The antibody fragment acts like a key that attaches and gaining access into the PD-1-expressing cells. The protein toxin kills the cell. The binder allows the engineered molecule to circulate in the body for a longer time. Chen and his team developed a treatment that knocks down unhealthy immune cells to turn off the overactive immune response. They challenged the immune system of the mice in the study to determine whether the treatment had a negative effect on the healthy immune system. The researchers found the mice in each model mounted a normal immune response. 

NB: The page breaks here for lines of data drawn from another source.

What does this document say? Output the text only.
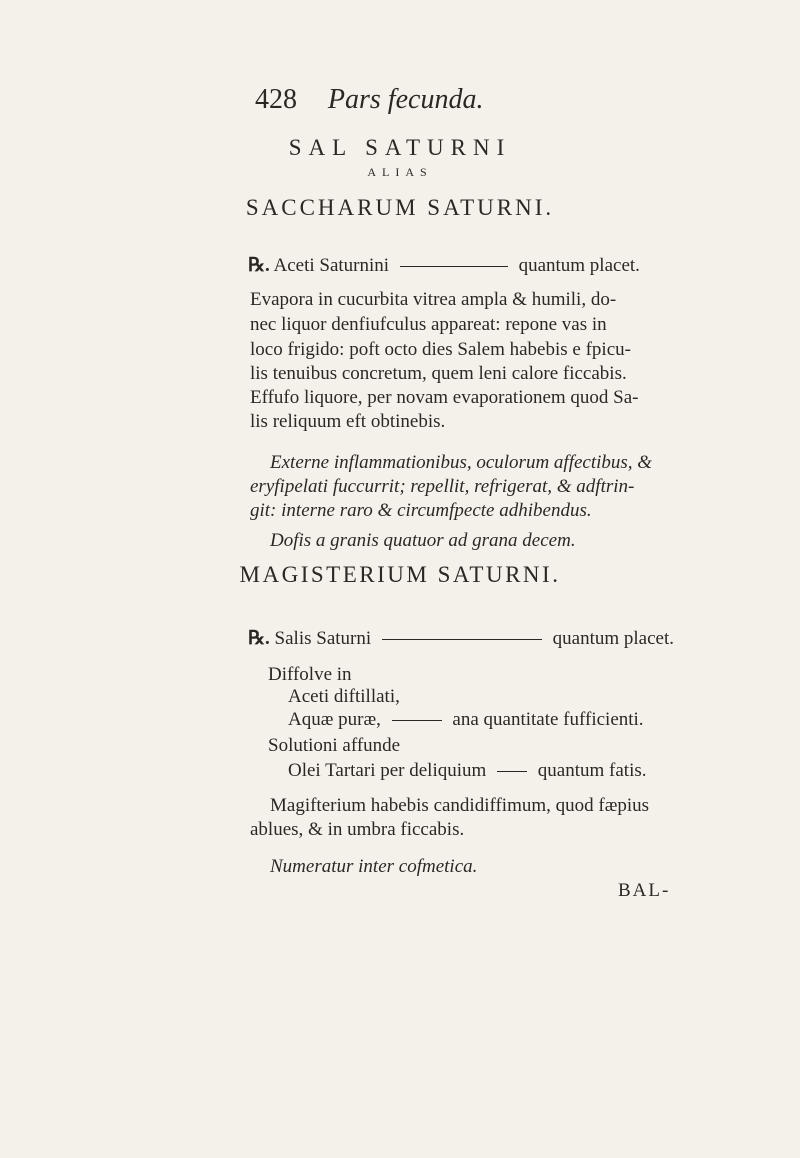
428 Pars fecunda.
SAL SATURNI
ALIAS
SACCHARUM SATURNI.
℞. Aceti Saturnini	quantum placet.
Evapora in cucurbita vitrea ampla & humili, do-
nec liquor denfiufculus appareat: repone vas in
loco frigido: poft octo dies Salem habebis e fpicu-
lis tenuibus concretum, quem leni calore ficcabis.
Effufo liquore, per novam evaporationem quod Sa-
lis reliquum eft obtinebis.
Externe inflammationibus, oculorum affectibus, &
eryfipelati fuccurrit; repellit, refrigerat, & adftrin-
git: interne raro & circumfpecte adhibendus.
Dofis a granis quatuor ad grana decem.
MAGISTERIUM SATURNI.
℞. Salis Saturni	quantum placet.
Diffolve in
Aceti diftillati,
Aquæ puræ,	ana quantitate fufficienti.
Solutioni affunde
Olei Tartari per deliquium	quantum fatis.
Magifterium habebis candidiffimum, quod fæpius
ablues, & in umbra ficcabis.
Numeratur inter cofmetica.
BAL-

The experimental therapeutics engineered by the researchers thus far is specific to mice. They are currently developing therapeutics applicable to humans. "To make similar therapeutics for people, we would need to find the anti-human PD-1 antibody, like the anti-mouse PD-1 antibody," Chen said. "If we can generate the human version of therapeutics, I think we could make a huge impact in treating autoimmune disease," he said.